Does this book have any flaws that can be blamed on its own writing, rather than flaws inherent in the source material it is attempting to adapt? Of course it does! My favorite is this little gem, courtesy on Tuvok:
“On the contrary, Ensign,” Tuvok replied, as he bent down and hooked his gloved fingers under the edge of the stone. “It masses tons; however, it weighs no more than a few hundred grams.”
– Ragnarok, chapter 4
WROOOONG! It does not weigh any grams, because grams are a measurement of mass, not of weight; you measure weight in newtons. I’m willing to give you the benefit of the doubt with regards to “tons” and assume you mean “tonnes”, and are thus not mixing English and metric units; but come on, Tuvok, you’re a Vulcan – you should know the difference between weight and mass!
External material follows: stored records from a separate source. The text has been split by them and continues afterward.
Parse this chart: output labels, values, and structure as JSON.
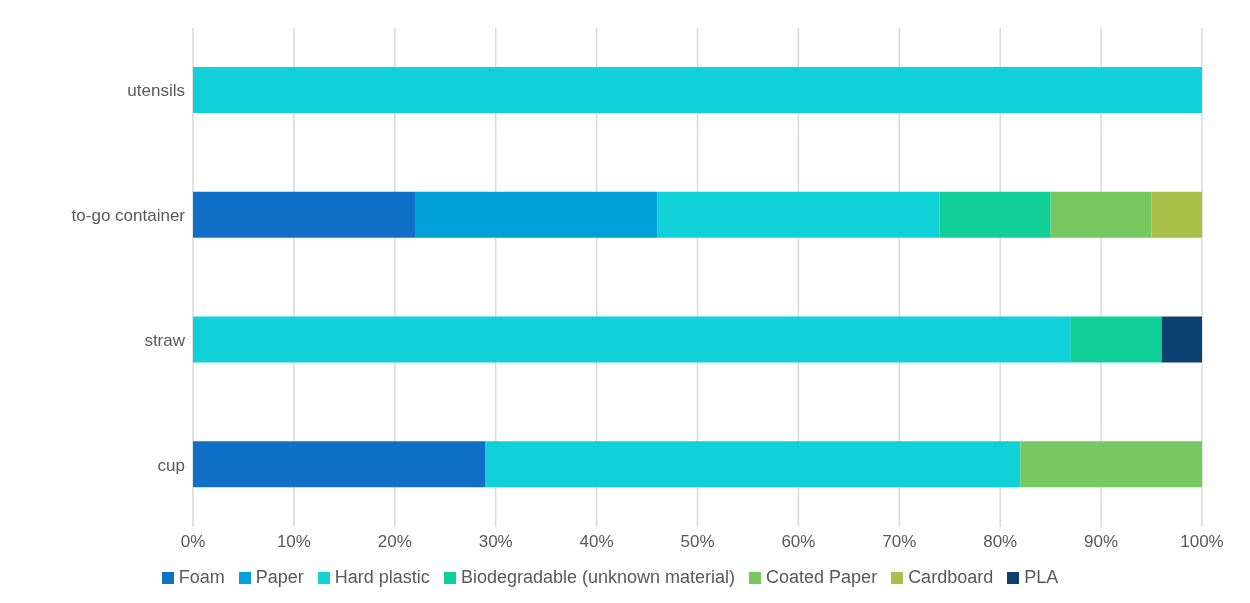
{
  "chart_data": {
    "type": "bar",
    "orientation": "horizontal",
    "stacked": true,
    "categories": [
      "utensils",
      "to-go container",
      "straw",
      "cup"
    ],
    "series": [
      {
        "name": "Foam",
        "color": "#1070c8",
        "values": [
          null,
          22,
          null,
          29
        ]
      },
      {
        "name": "Paper",
        "color": "#00a0d8",
        "values": [
          null,
          24,
          null,
          null
        ]
      },
      {
        "name": "Hard plastic",
        "color": "#10d0d8",
        "values": [
          100,
          28,
          87,
          53
        ]
      },
      {
        "name": "Biodegradable (unknown material)",
        "color": "#10d098",
        "values": [
          null,
          11,
          9,
          null
        ]
      },
      {
        "name": "Coated Paper",
        "color": "#78c860",
        "values": [
          null,
          10,
          null,
          18
        ]
      },
      {
        "name": "Cardboard",
        "color": "#a8c048",
        "values": [
          null,
          5,
          null,
          null
        ]
      },
      {
        "name": "PLA",
        "color": "#0c4070",
        "values": [
          null,
          null,
          4,
          null
        ]
      }
    ],
    "xlim": [
      0,
      100
    ],
    "xticks": [
      {
        "value": 0,
        "label": "0%"
      },
      {
        "value": 10,
        "label": "10%"
      },
      {
        "value": 20,
        "label": "20%"
      },
      {
        "value": 30,
        "label": "30%"
      },
      {
        "value": 40,
        "label": "40%"
      },
      {
        "value": 50,
        "label": "50%"
      },
      {
        "value": 60,
        "label": "60%"
      },
      {
        "value": 70,
        "label": "70%"
      },
      {
        "value": 80,
        "label": "80%"
      },
      {
        "value": 90,
        "label": "90%"
      },
      {
        "value": 100,
        "label": "100%"
      }
    ],
    "grid": "x",
    "legend": "bottom"
  }
}
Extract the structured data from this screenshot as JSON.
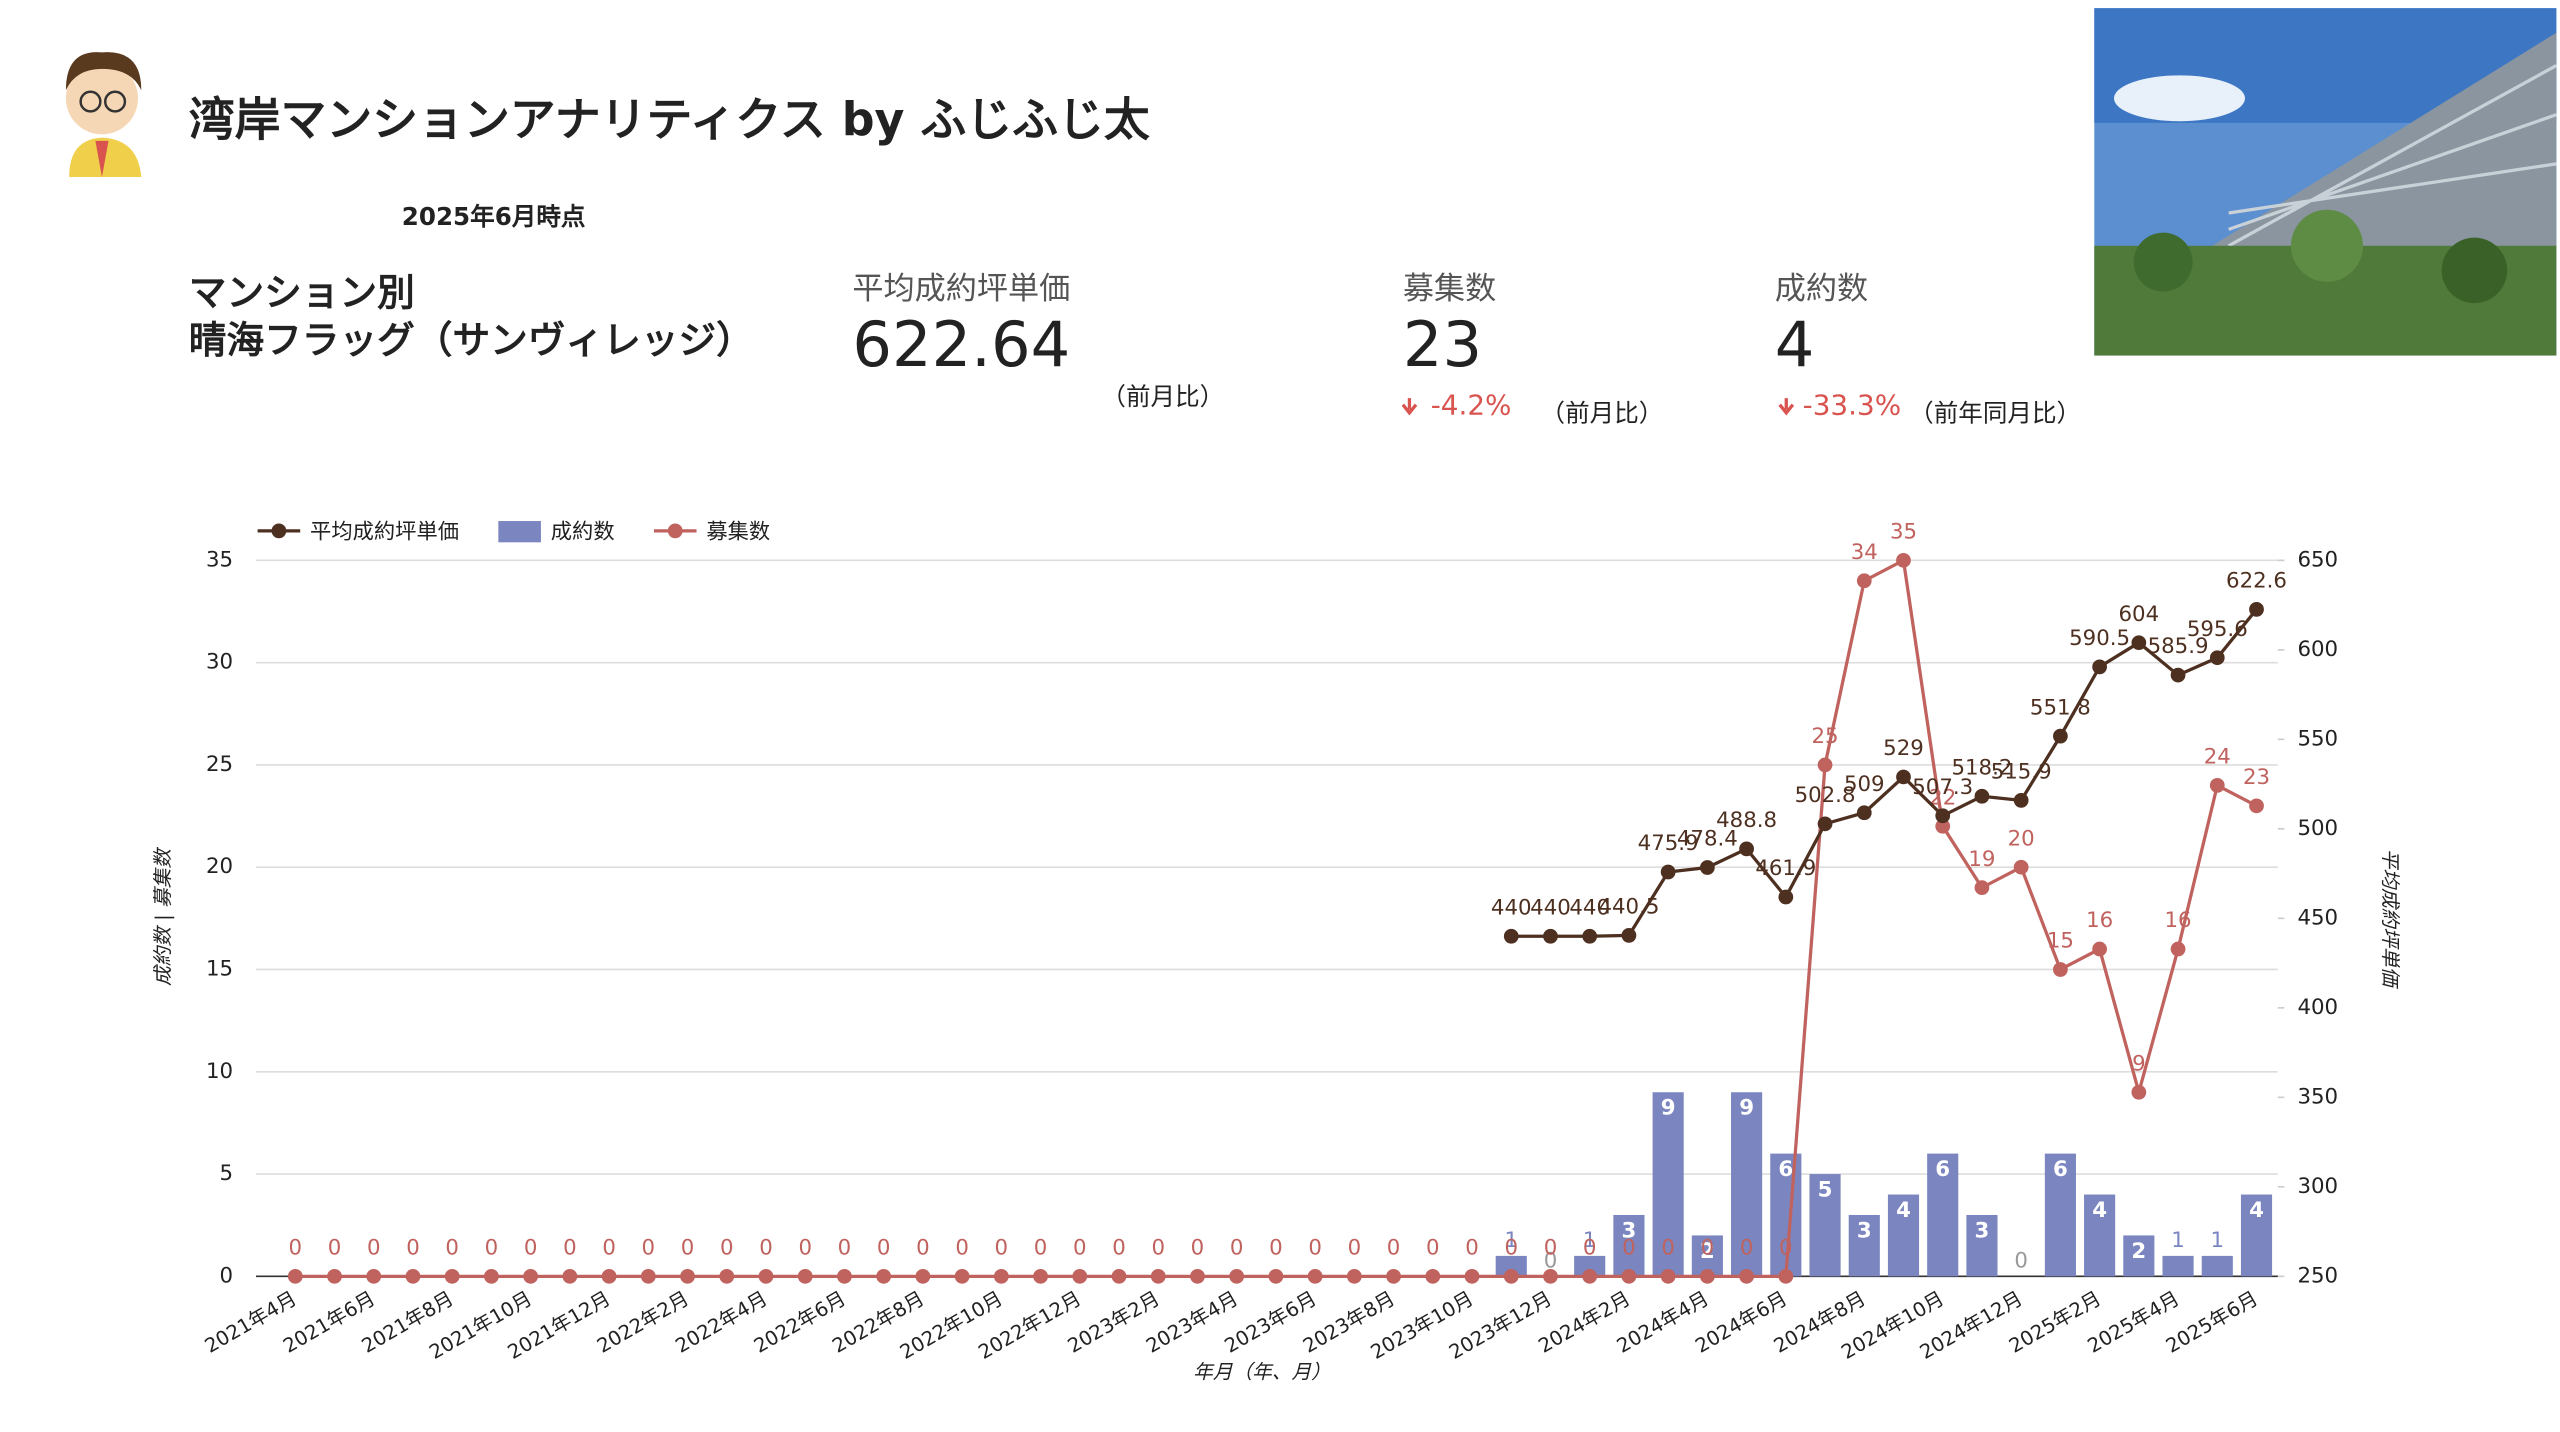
{
  "header": {
    "title": "湾岸マンションアナリティクス by ふじふじ太",
    "as_of": "2025年6月時点",
    "section": "マンション別",
    "property": "晴海フラッグ（サンヴィレッジ）"
  },
  "kpis": [
    {
      "label": "平均成約坪単価",
      "value": 622.64,
      "note": "（前月比）"
    },
    {
      "label": "募集数",
      "value": 23,
      "change": "-4.2%",
      "note": "（前月比）"
    },
    {
      "label": "成約数",
      "value": 4,
      "change": "-33.3%",
      "note": "（前年同月比）"
    }
  ],
  "chart_data": {
    "type": "combo",
    "x_label": "年月（年、月）",
    "y_label": "成約数 | 募集数",
    "y2_label": "平均成約坪単価",
    "categories": [
      "2021年4月",
      null,
      "2021年6月",
      null,
      "2021年8月",
      null,
      "2021年10月",
      null,
      "2021年12月",
      null,
      "2022年2月",
      null,
      "2022年4月",
      null,
      "2022年6月",
      null,
      "2022年8月",
      null,
      "2022年10月",
      null,
      "2022年12月",
      null,
      "2023年2月",
      null,
      "2023年4月",
      null,
      "2023年6月",
      null,
      "2023年8月",
      null,
      "2023年10月",
      null,
      "2023年12月",
      null,
      "2024年2月",
      null,
      "2024年4月",
      null,
      "2024年6月",
      null,
      "2024年8月",
      null,
      "2024年10月",
      null,
      "2024年12月",
      null,
      "2025年2月",
      null,
      "2025年4月",
      null,
      "2025年6月"
    ],
    "series": [
      {
        "name": "平均成約坪単価",
        "type": "line",
        "axis": "y2",
        "color": "#4e3021",
        "values": [
          null,
          null,
          null,
          null,
          null,
          null,
          null,
          null,
          null,
          null,
          null,
          null,
          null,
          null,
          null,
          null,
          null,
          null,
          null,
          null,
          null,
          null,
          null,
          null,
          null,
          null,
          null,
          null,
          null,
          null,
          null,
          440,
          440,
          440,
          440.5,
          475.9,
          478.4,
          488.8,
          461.9,
          502.8,
          509,
          529,
          507.3,
          518.2,
          515.9,
          551.8,
          590.5,
          604,
          585.9,
          595.6,
          622.6
        ]
      },
      {
        "name": "成約数",
        "type": "bar",
        "axis": "y",
        "color": "#7b86c0",
        "values": [
          null,
          null,
          null,
          null,
          null,
          null,
          null,
          null,
          null,
          null,
          null,
          null,
          null,
          null,
          null,
          null,
          null,
          null,
          null,
          null,
          null,
          null,
          null,
          null,
          null,
          null,
          null,
          null,
          null,
          null,
          null,
          1,
          0,
          1,
          3,
          9,
          2,
          9,
          6,
          5,
          3,
          4,
          6,
          3,
          0,
          6,
          4,
          2,
          1,
          1,
          4
        ]
      },
      {
        "name": "募集数",
        "type": "line",
        "axis": "y",
        "color": "#c0625e",
        "values": [
          0,
          0,
          0,
          0,
          0,
          0,
          0,
          0,
          0,
          0,
          0,
          0,
          0,
          0,
          0,
          0,
          0,
          0,
          0,
          0,
          0,
          0,
          0,
          0,
          0,
          0,
          0,
          0,
          0,
          0,
          0,
          0,
          0,
          0,
          0,
          0,
          0,
          0,
          0,
          25,
          34,
          35,
          22,
          19,
          20,
          15,
          16,
          9,
          16,
          24,
          23
        ]
      }
    ],
    "ylim": [
      0,
      35
    ],
    "yticks": [
      0,
      5,
      10,
      15,
      20,
      25,
      30,
      35
    ],
    "y2lim": [
      250,
      650
    ],
    "y2ticks": [
      250,
      300,
      350,
      400,
      450,
      500,
      550,
      600,
      650
    ],
    "grid": true,
    "legend": "top-left"
  }
}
“Nathan Archer” is apparently a pen name for Lawrence Watt-Evans, he of Ethshar fame. I can see why he wouldn’t want his real name associated with this particular work. Ragnarok is a dud; there may be the outline of a potentially interesting story in there somewhere, but it’s buried under far too many flaws to make trying to dig out the good bits worthwhile.
So, yeah, I advise giving this one a pass. But just let me clarify: while I’m no longer as fond of Voyager as I once was before I saw its flaws, that doesn’t mean I completely hate it. Yeah, I gave this book a pretty thorough scolding; but only because it really was a particularly bad one. There are still Voyager books I like, and I’ll be sure to give them a fair shake.